O Procurador-Geral de Justiça do Estado de São Paulo, no exercício da atribuição prevista no art. 116, inciso VI da Lei Complementar Estadual nº 734, de 26 de novembro de 1993 (Lei Orgânica do Ministério Público de São Paulo), em conformidade com o disposto nos artigos 125, § 2º e 129, inciso IV da Constituição Federal, e ainda art. 74, inciso VI e art. 90, inciso III da Constituição do Estado de São Paulo, com amparo nas informações colhidas no incluso protocolado, vem, respeitosamente, perante esse Egrégio Tribunal de Justiça, promover a presente AÇÃO DIRETA DE INCONSTITUCIONALIDADE do § 3º do art. 36 e do § 2º do art. 66, todos da Lei Complementar n. 206, de 27 de dezembro de 2006, do Município de Mogi Mirim, pelos fundamentos a seguir expostos.

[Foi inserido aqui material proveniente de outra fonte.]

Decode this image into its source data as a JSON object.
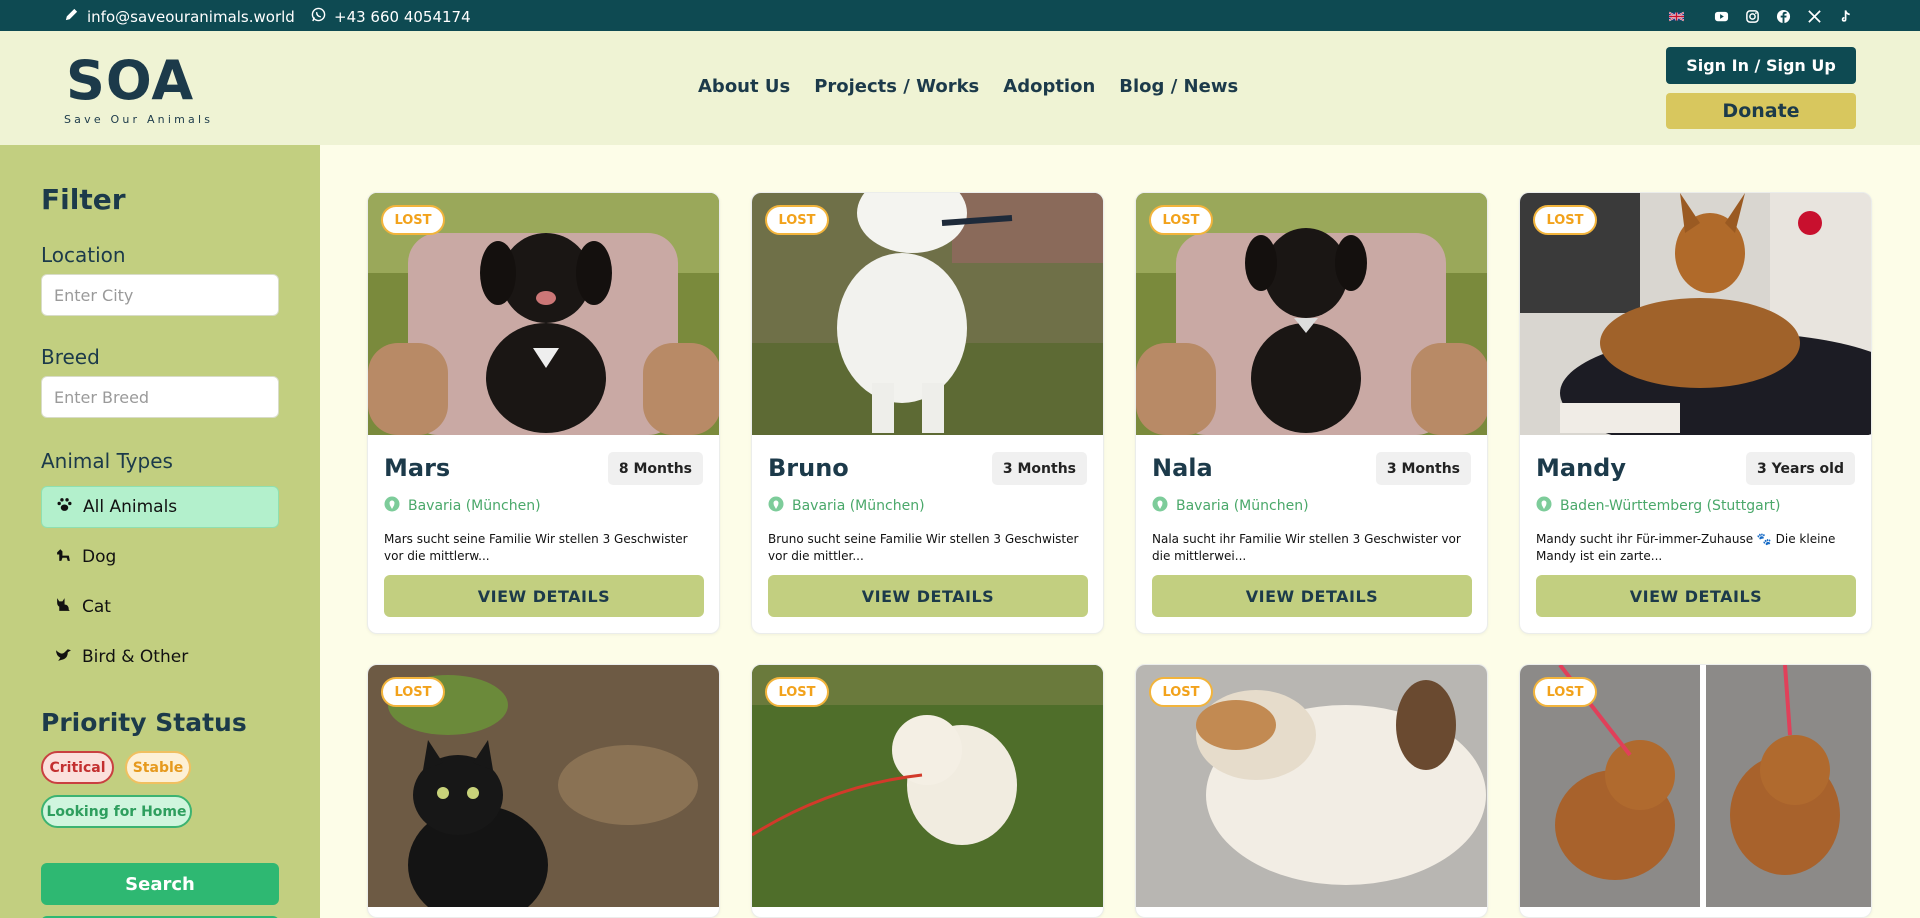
{
  "topbar": {
    "email": "info@saveouranimals.world",
    "phone": "+43 660 4054174",
    "social_icons": [
      "uk-flag-icon",
      "youtube-icon",
      "instagram-icon",
      "facebook-icon",
      "x-icon",
      "tiktok-icon"
    ]
  },
  "header": {
    "logo_text": "SOA",
    "logo_tagline": "Save Our Animals",
    "nav": [
      "About Us",
      "Projects / Works",
      "Adoption",
      "Blog / News"
    ],
    "sign_in_label": "Sign In / Sign Up",
    "donate_label": "Donate"
  },
  "colors": {
    "topbar": "#0e4a52",
    "header": "#eff3d4",
    "sidebar": "#c2cf80",
    "accent_green": "#2eb872",
    "lost_badge": "#f2a21b",
    "donate": "#d8c75e"
  },
  "sidebar": {
    "title": "Filter",
    "location_label": "Location",
    "location_placeholder": "Enter City",
    "breed_label": "Breed",
    "breed_placeholder": "Enter Breed",
    "types_title": "Animal Types",
    "types": [
      {
        "label": "All Animals",
        "icon": "paw-icon",
        "active": true
      },
      {
        "label": "Dog",
        "icon": "dog-icon",
        "active": false
      },
      {
        "label": "Cat",
        "icon": "cat-icon",
        "active": false
      },
      {
        "label": "Bird & Other",
        "icon": "bird-icon",
        "active": false
      }
    ],
    "priority_title": "Priority Status",
    "priority": [
      "Critical",
      "Stable",
      "Looking for Home"
    ],
    "search_label": "Search"
  },
  "cards": [
    {
      "status": "LOST",
      "name": "Mars",
      "age": "8 Months",
      "location": "Bavaria (München)",
      "description": "Mars sucht seine Familie Wir stellen 3 Geschwister vor die mittlerw...",
      "button": "VIEW DETAILS"
    },
    {
      "status": "LOST",
      "name": "Bruno",
      "age": "3 Months",
      "location": "Bavaria (München)",
      "description": "Bruno sucht seine Familie Wir stellen 3 Geschwister vor die mittler...",
      "button": "VIEW DETAILS"
    },
    {
      "status": "LOST",
      "name": "Nala",
      "age": "3 Months",
      "location": "Bavaria (München)",
      "description": "Nala sucht ihr Familie Wir stellen 3 Geschwister vor die mittlerwei...",
      "button": "VIEW DETAILS"
    },
    {
      "status": "LOST",
      "name": "Mandy",
      "age": "3 Years old",
      "location": "Baden-Württemberg (Stuttgart)",
      "description": "Mandy sucht ihr Für-immer-Zuhause 🐾 Die kleine Mandy ist ein zarte...",
      "button": "VIEW DETAILS"
    },
    {
      "status": "LOST"
    },
    {
      "status": "LOST"
    },
    {
      "status": "LOST"
    },
    {
      "status": "LOST"
    }
  ]
}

1. DO ATO NORMATIVO IMPUGNADO.

A Lei Complementar n. 206, de 27 de dezembro de 2006, que dispõe sobre a reorganização administrativa e a reestruturação do quadro de pessoal com plano de empregos, carreira e salários do SAAE (Serviço Autônomo de Água e Esgoto de Mogi Mirim), reza no § 3º do art. 36:

“A ascensão será feita mediante processo seletivo interno nos quais será aferida a qualificação dos servidores públicos para ocuparem as vagas no nível imediatamente superior ao que exercem, dentro da carreira do Grupo Ocupacional a que seu emprego pertence observado os requisitos da carreira mencionados no Anexo VIII desta Lei Complementar”.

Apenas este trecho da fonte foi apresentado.